Prestamos assim um preito de gratidão ao Sumo Pontífice que agiu em tudo conforme seu admirável lema Restaurar todas as coisas em Cristo, e cujo centenário deveria ser recordado pelos católicos do mundo inteiro.
Falecido em 20 de agosto de 1914, o 259º sucessor de São Pedro foi solenemente elevado à glória dos altares pelo Papa Pio XII em 1954.
São Pio X exerceu seu pontificado de 1903 a 1914 — até o ano, portanto, da Primeira Guerra Mundial —, numa época fortemente contagiada pelo liberalismo anticlerical e, por isso mesmo, de muitos combates desse Vigário de Cristo contra os inimigos externos e internos da Igreja.

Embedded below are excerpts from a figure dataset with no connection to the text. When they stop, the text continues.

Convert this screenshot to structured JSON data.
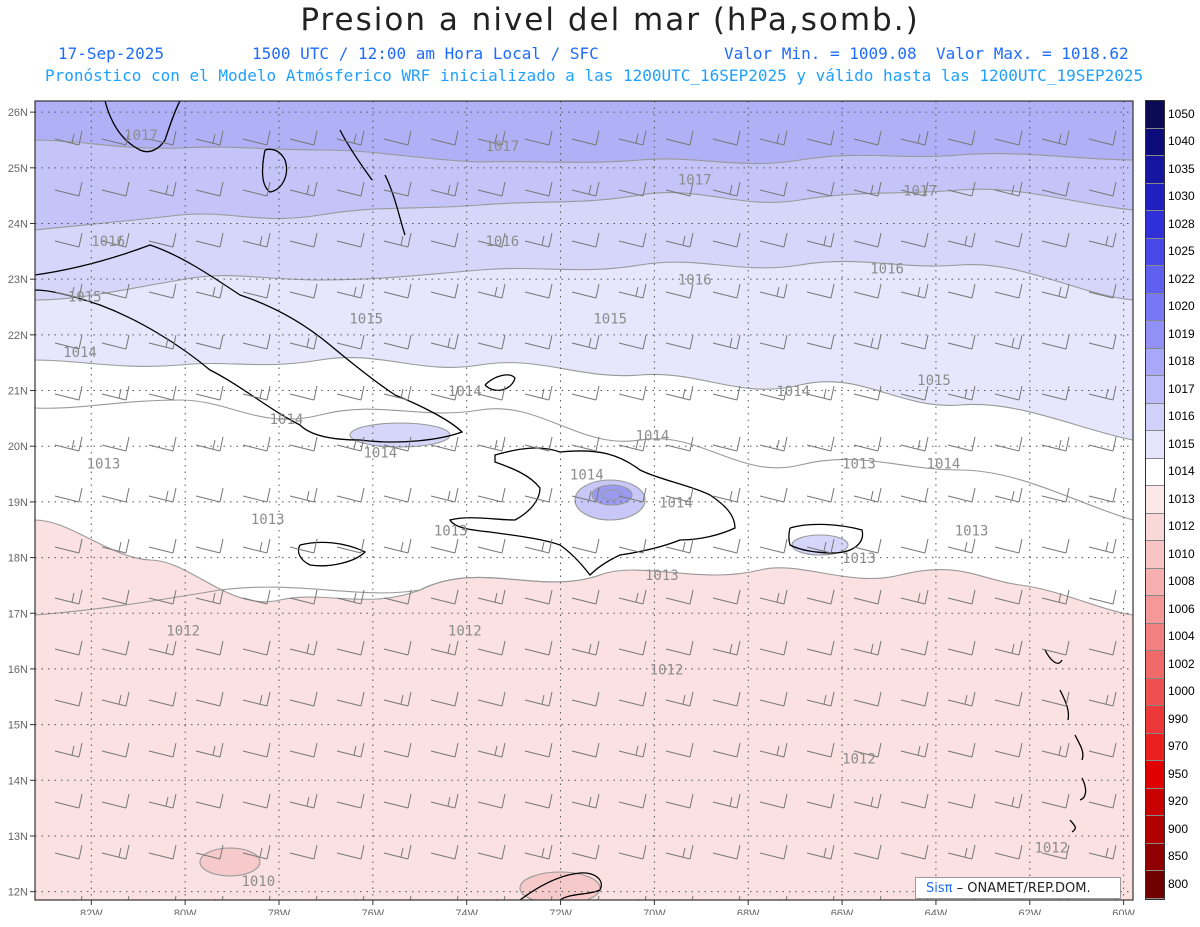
{
  "header": {
    "title": "Presion a nivel del mar (hPa,somb.)",
    "date": "17-Sep-2025",
    "time": "1500 UTC / 12:00 am Hora Local / SFC",
    "min": "Valor Min. = 1009.08",
    "max": "Valor Max. = 1018.62",
    "forecast": "Pronóstico con el Modelo Atmósferico WRF inicializado a las 1200UTC_16SEP2025 y válido hasta las  1200UTC_19SEP2025"
  },
  "colors": {
    "frame": "#333333",
    "coast": "#000000",
    "contour": "#999999",
    "grid": "#555555",
    "wind": "#777777"
  },
  "axes": {
    "lat": [
      "26N",
      "25N",
      "24N",
      "23N",
      "22N",
      "21N",
      "20N",
      "19N",
      "18N",
      "17N",
      "16N",
      "15N",
      "14N",
      "13N",
      "12N"
    ],
    "lon": [
      "82W",
      "80W",
      "78W",
      "76W",
      "74W",
      "72W",
      "70W",
      "68W",
      "66W",
      "64W",
      "62W",
      "60W"
    ]
  },
  "colorbar": {
    "labels": [
      "1050",
      "1040",
      "1035",
      "1030",
      "1028",
      "1025",
      "1022",
      "1020",
      "1019",
      "1018",
      "1017",
      "1016",
      "1015",
      "1014",
      "1013",
      "1012",
      "1010",
      "1008",
      "1006",
      "1004",
      "1002",
      "1000",
      "990",
      "970",
      "950",
      "920",
      "900",
      "850",
      "800"
    ],
    "colors": [
      "#0b0b55",
      "#0c0c7a",
      "#1515a0",
      "#2020c0",
      "#3030d8",
      "#4848e8",
      "#6060f0",
      "#7878f4",
      "#9090f6",
      "#a8a8f8",
      "#bcbcfa",
      "#d0d0fb",
      "#e4e4fd",
      "#ffffff",
      "#fce8e8",
      "#fad8d8",
      "#f8c4c4",
      "#f6b0b0",
      "#f49898",
      "#f28080",
      "#f06a6a",
      "#ee5050",
      "#ec3838",
      "#ea2020",
      "#e00000",
      "#c80000",
      "#b00000",
      "#900000",
      "#700000"
    ]
  },
  "isobars": [
    {
      "label": "1017",
      "lat": 25.5,
      "lon": -81.3
    },
    {
      "label": "1017",
      "lat": 25.3,
      "lon": -73.6
    },
    {
      "label": "1017",
      "lat": 24.7,
      "lon": -69.5
    },
    {
      "label": "1017",
      "lat": 24.5,
      "lon": -64.7
    },
    {
      "label": "1016",
      "lat": 23.6,
      "lon": -82.0
    },
    {
      "label": "1016",
      "lat": 23.6,
      "lon": -73.6
    },
    {
      "label": "1016",
      "lat": 22.9,
      "lon": -69.5
    },
    {
      "label": "1016",
      "lat": 23.1,
      "lon": -65.4
    },
    {
      "label": "1015",
      "lat": 22.6,
      "lon": -82.5
    },
    {
      "label": "1015",
      "lat": 22.2,
      "lon": -76.5
    },
    {
      "label": "1015",
      "lat": 22.2,
      "lon": -71.3
    },
    {
      "label": "1015",
      "lat": 21.1,
      "lon": -64.4
    },
    {
      "label": "1014",
      "lat": 21.6,
      "lon": -82.6
    },
    {
      "label": "1014",
      "lat": 20.9,
      "lon": -74.4
    },
    {
      "label": "1014",
      "lat": 20.4,
      "lon": -78.2
    },
    {
      "label": "1014",
      "lat": 19.8,
      "lon": -76.2
    },
    {
      "label": "1014",
      "lat": 20.1,
      "lon": -70.4
    },
    {
      "label": "1014",
      "lat": 20.9,
      "lon": -67.4
    },
    {
      "label": "1014",
      "lat": 19.4,
      "lon": -71.8
    },
    {
      "label": "1014",
      "lat": 18.9,
      "lon": -69.9
    },
    {
      "label": "1014",
      "lat": 19.6,
      "lon": -64.2
    },
    {
      "label": "1013",
      "lat": 19.6,
      "lon": -82.1
    },
    {
      "label": "1013",
      "lat": 18.6,
      "lon": -78.6
    },
    {
      "label": "1013",
      "lat": 18.4,
      "lon": -74.7
    },
    {
      "label": "1013",
      "lat": 17.6,
      "lon": -70.2
    },
    {
      "label": "1013",
      "lat": 19.6,
      "lon": -66.0
    },
    {
      "label": "1013",
      "lat": 17.9,
      "lon": -66.0
    },
    {
      "label": "1013",
      "lat": 18.4,
      "lon": -63.6
    },
    {
      "label": "1012",
      "lat": 16.6,
      "lon": -80.4
    },
    {
      "label": "1012",
      "lat": 16.6,
      "lon": -74.4
    },
    {
      "label": "1012",
      "lat": 15.9,
      "lon": -70.1
    },
    {
      "label": "1012",
      "lat": 14.3,
      "lon": -66.0
    },
    {
      "label": "1012",
      "lat": 12.7,
      "lon": -61.9
    },
    {
      "label": "1010",
      "lat": 12.1,
      "lon": -78.8
    }
  ],
  "credit": {
    "brand": "Sisπ",
    "text": "– ONAMET/REP.DOM."
  }
}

Dentre estes últimos destaca-se o movimento modernista, precursor do progressismo católico de nossos dias, que visava adaptar a Igreja ao espírito e aos erros do mundo moderno, infectar com tais desvios os ambientes sagrados, e levar os católicos a acomodarem-se a esses erros.
Mesmo em meio a tão árduas lutas, São Pio X fortaleceu extraordinariamente a Santa Igreja e incrementou de modo vigoroso a piedade católica.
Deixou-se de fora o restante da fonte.